Furthermore, antioxidant therapy failed to prevent the onset of post-ERCP pancreatitis in almost all trials. Only one clinical trial in which 600 mg of allopurinol was administered twice before ERCP showed a significant decrease in the rate of post-ERCP pancreatitis. The positive result may be attributed to the high doses of allopurinol. Wisner and Renner found that only high doses of allopurinol were effective in preventing pancreatic edema and an increase in serum amylase in caerulein-induced pancreatitis in rats [11]. Low doses of allopurinol were not effective in fully suppressing xanthine oxidase, causing a “leakage” of excessive radicals.

Most of the included RCTs did not reported adverse effects of antioxidant during the study period. We found that only 1 report indicated different adverse effects of N-acetylcysteine. In the report [25], side effects most commonly attributable to N-acetylcysteine (i.e., skin rash, nausea, vomiting, and diarrhea) were observed with increased frequency in the N-acetylcysteine group (25% vs. 3.2%, N-acetylcysteine and placebo groups, respectively; P < 0.001).

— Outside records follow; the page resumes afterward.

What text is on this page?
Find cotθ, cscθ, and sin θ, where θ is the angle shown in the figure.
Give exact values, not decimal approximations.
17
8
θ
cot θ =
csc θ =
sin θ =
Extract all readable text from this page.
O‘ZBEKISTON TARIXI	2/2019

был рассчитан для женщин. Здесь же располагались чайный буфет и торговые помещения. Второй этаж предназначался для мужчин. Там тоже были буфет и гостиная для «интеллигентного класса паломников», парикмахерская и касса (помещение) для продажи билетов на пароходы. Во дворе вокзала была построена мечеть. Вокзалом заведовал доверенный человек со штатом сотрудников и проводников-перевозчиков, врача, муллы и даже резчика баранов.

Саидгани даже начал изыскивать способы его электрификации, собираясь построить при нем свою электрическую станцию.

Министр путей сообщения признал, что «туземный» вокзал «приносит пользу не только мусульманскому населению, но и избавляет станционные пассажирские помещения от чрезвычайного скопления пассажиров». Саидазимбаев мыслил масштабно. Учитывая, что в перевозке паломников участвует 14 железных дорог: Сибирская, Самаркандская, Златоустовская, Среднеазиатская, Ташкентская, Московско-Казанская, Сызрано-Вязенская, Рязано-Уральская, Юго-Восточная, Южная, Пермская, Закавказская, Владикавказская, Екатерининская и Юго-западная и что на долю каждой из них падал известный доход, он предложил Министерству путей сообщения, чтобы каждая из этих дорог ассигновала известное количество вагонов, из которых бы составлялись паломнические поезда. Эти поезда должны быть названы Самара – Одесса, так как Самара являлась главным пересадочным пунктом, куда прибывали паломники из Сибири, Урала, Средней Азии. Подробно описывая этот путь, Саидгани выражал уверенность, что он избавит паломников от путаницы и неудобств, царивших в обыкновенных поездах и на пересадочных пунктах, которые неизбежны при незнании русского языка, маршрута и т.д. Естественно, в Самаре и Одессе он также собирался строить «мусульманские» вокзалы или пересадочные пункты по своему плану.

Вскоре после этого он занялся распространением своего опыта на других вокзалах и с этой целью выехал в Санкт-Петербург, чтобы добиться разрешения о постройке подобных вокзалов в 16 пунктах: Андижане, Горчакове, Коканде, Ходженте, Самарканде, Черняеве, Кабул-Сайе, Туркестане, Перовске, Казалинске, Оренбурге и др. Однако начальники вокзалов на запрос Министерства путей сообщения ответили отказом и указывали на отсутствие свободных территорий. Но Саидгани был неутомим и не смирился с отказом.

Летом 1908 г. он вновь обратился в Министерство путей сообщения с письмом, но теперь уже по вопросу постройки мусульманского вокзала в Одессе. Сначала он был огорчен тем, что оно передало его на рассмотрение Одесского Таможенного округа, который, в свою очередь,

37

The results of this meta-analysis must be interpreted cautiously in light of the strengths and limitations of the included trials. A major strength of this study is that all the included original studies used a randomized controlled design and most of them were well-performed, high-quality (Jadad score ≥ 3 in nine trials). In addition, with the enlarged sample size, we have enhanced statistical power to provide more precise and reliable effect estimates. Although the present analysis represents a complete summary of the current available evidence for antioxidant supplementation in preventing post-ERCP pancreatitis, it also serves to highlight limitations that remain. One potential limitation is the various types of antioxidant used and the lack of standard regimens of antioxidant applied in the randomized trials to date. These factors may result in the heterogeneity and have potential impact on our results. Furthermore, the variety of criteria was used to define pancreatitis. In the majority of the studies, the definition of post-ERCP pancreatitis and the grading of its severity were based on the Cotton consensus criteria [15]. Finally, exploration of the impact of antioxidant supplementation on other clinically meaningful endpoints including hyperamylasemia and length of the hospital stay has not been sufficient because of sparse and inconsistent reporting across the reviewed studies.

Conclusions

In conclusion, the results suggest that antioxidant supplementation shows no beneficial effect on the incidence and the severity of post-ERCP pancreatitis. There is currently a lack of evidence to support using antioxidants for the prevention of post-ERCP pancreatitis.